Mesmo com a greve dos aeronautas e aeroviários anunciada para a próxima quinta-feira (23), os aeroportos brasileiros enfrentam problemas nesta quarta-feira, em reflexo dos protestos realizados, por aeroviários, no terminal Santos Dumont. Por volta das 5 horas, cerca de 50 pessoas estavam nos acessos do aeroporto para impedir que os funcionários trabalhassem. Policiais do 13º Batalhão de Polícia foram chamados para conter a manifestação, que terminou por volta das 8 horas.

Segundo a Empresa Brasileira Infraestrutura Aeroportuária (Infraero), no período do protesto, dos 44 voos programados, oito foram cancelados e quatro registraram atraso superior a 30 minutos. O maior problema aconteceu em um voo da Webjet com destino Guarulhos, em São Paulo, por motivos operacionais. Os passageiros foram acomodados em um avião da Gol. A Infraero também informou que vai programar um reforço de segurança em todo o aeroporto, na quinta-feira.

Segundo a presidente do Sindicato Nacional dos Aeroviários (SNA) Selma Balbino, os funcionários estão revoltados com a decisão das empresas em reajustar os salários da classe em 13%. “Não está fácil conter a revolta da categoria. Faremos outras paralisações durante esta quarta-feira”, informou.

Selma Balbino ainda afirmou que não teme a revolta dos passageiros que forem prejudicados com a paralisação. “A população que culpe o sindicato patronal”. Opinião diferente do sentimento encontrado no terminal.

A advogada Adriana Lopes Bocaiúva, de 34 anos, tinha um voo programado para São Paulo às 7 horas, no Aeroporto Santos Dumont, mas até as 7h40 ela não havia conseguido embarcar. Ela iria viajar a trabalho e pretendia voltar ainda hoje para o Rio. “É um absurdo. O que a população tem a ver com isso? Promover um protesto desses próximo do Natal é inconcebível. Alguém tem que fazer alguma coisa. Isso vai ficar um caos amanhã”.

AE
Aeroviários impedem passagem de funcionários no aeroporto Santos Dumont, no Rio de Janeiro

Por volta das 12 horas, o País registrava 27,8% de seus voos atrasados, sendo que 315, dos 1135, não cumpriram os horários agendados entre a meia-noite e aquele momento, segundo informações da Infraero.

No aeroporto Santos Dumont, das 64 partidas programadas, 13 foram canceladas, representando 20,3% do total, enquanto outras dez partidas registravam problemas com atraso (15,6%). Já no terminal Internacional Tom Jobim, na Ilha do Governador, não há registro de cancelamentos, porém, dos 57 voos agendados entre a meia-noite e as 12 horas, 19 estavam atrasados, equivalente a 33,3%.

Em Cumbica, na cidade de Guarulhos (SP), às 12 horas, a situação também estava complicada no início desta quarta-feira, com 46,7% de atrasos, com 42, das 90 operações, fora do horário. Em Congonhas, 20,2% dos voos programados no período sofreram atrasos, enquanto outros 13 foram cancelados.
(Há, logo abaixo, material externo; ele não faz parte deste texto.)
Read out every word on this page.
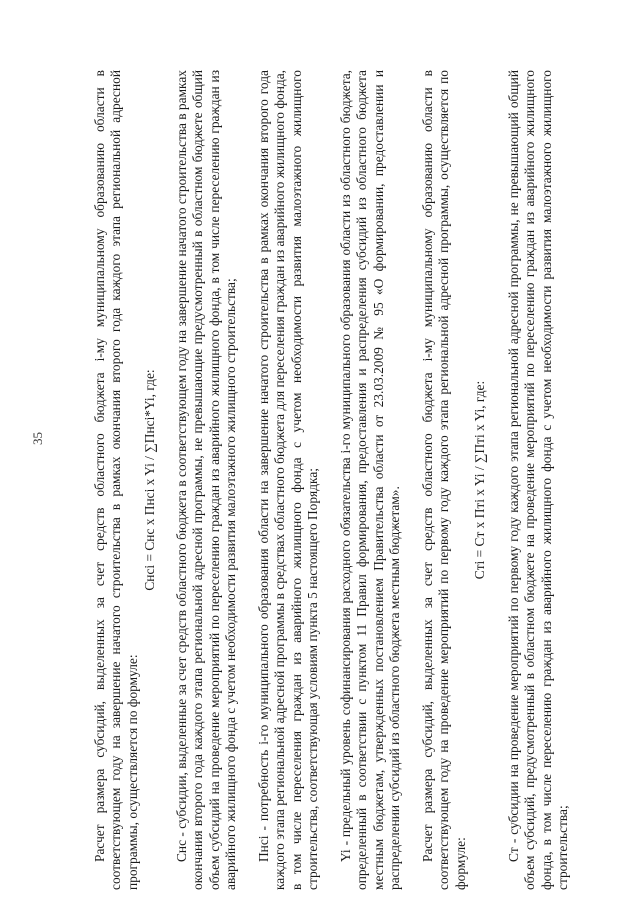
35	Расчет размера субсидий, выделенных за счет средств областного бюджета i-му муниципальному образованию области в соответствующем году на завершение начатого строительства в рамках окончания второго года каждого этапа региональной адресной программы, осуществляется по формуле:

Cнci = Cнc x Пнсi x Yi / ∑Пнсi*Yi, где: Cнc - субсидии, выделенные за счет средств областного бюджета в соответствующем году на завершение начатого строительства в рамках окончания второго года каждого этапа региональной адресной программы, не превышающие предусмотренный в областном бюджете общий объем субсидий на проведение мероприятий по переселению граждан из аварийного жилищного фонда, в том числе переселению граждан из аварийного жилищного фонда с учетом необходимости развития малоэтажного жилищного строительства; Пнсi - потребность i-го муниципального образования области на завершение начатого строительства в рамках окончания второго года каждого этапа региональной адресной программы в средствах областного бюджета для переселения граждан из аварийного жилищного фонда, в том числе переселения граждан из аварийного жилищного фонда с учетом необходимости развития малоэтажного жилищного строительства, соответствующая условиям пункта 5 настоящего Порядка; Yi - предельный уровень софинансирования расходного обязательства i-го муниципального образования области из областного бюджета, определенный в соответствии с пунктом 11 Правил формирования, предоставления и распределения субсидий из областного бюджета местным бюджетам, утвержденных постановлением Правительства области от 23.03.2009 № 95 «О формировании, предоставлении и распределении субсидий из областного бюджета местным бюджетам». Расчет размера субсидий, выделенных за счет средств областного бюджета i-му муниципальному образованию области в соответствующем году на проведение мероприятий по первому году каждого этапа региональной адресной программы, осуществляется по формуле:

Cтi = Cт x Птi x Yi / ∑Птi x Yi, где: Cт - субсидии на проведение мероприятий по первому году каждого этапа региональной адресной программы, не превышающий общий объем субсидий, предусмотренный в областном бюджете на проведение мероприятий по переселению граждан из аварийного жилищного фонда, в том числе переселению граждан из аварийного жилищного фонда с учетом необходимости развития малоэтажного жилищного строительства;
Naquele momento, a Tam era a companhia com maior número de atrasos, com um índice de 45,1% em seus voos. Das 370 operações, 167 partiram fora do horário. A Gol figura em segundo lugar, com taxa de 25,9%, tendo 94, dos 363 voos, atrasados. Já a Webjet apresentava problemas em 21,8% das atividades.

Voos Internacionais

A situação nos aeroportos internacionais brasileiros voltou a ficar pior que o pico da crise com operações para fora do País (quando 25% de problemas), em reflexo aos problemas enfrentados na Europa, por conta da forte nevasca que atinge o Continente . Nesta quarta-feira, os terminais internacionais do País registram 29,2%. Das 72 atividades previstas, 21 não partiram no horário.

Greve

O fracasso nas negociações com as empresas aéreas, em reunião que ocorreu na terça-feira, em Brasília com intermediação do Ministério Público do Trabalho, fez com que aeroviários e aeronautas mantivessem a data de início da greve das duas categorias a antevéspera de Natal. A greve deve acontecer por conta de um impasse salarial, no qual as empresas não aceitam o reajuste de 15% nos salários dos aeronautas e 13% para os aeroviários. As empresas - representadas pelo Sindicato Nacional das Empresas Aeroviárias (Snea) - não querem avançar além do Índice Nacional de Preços ao Consumidor (INPC), de 6,08%, acumulado dos últimos 12 meses (até novembro).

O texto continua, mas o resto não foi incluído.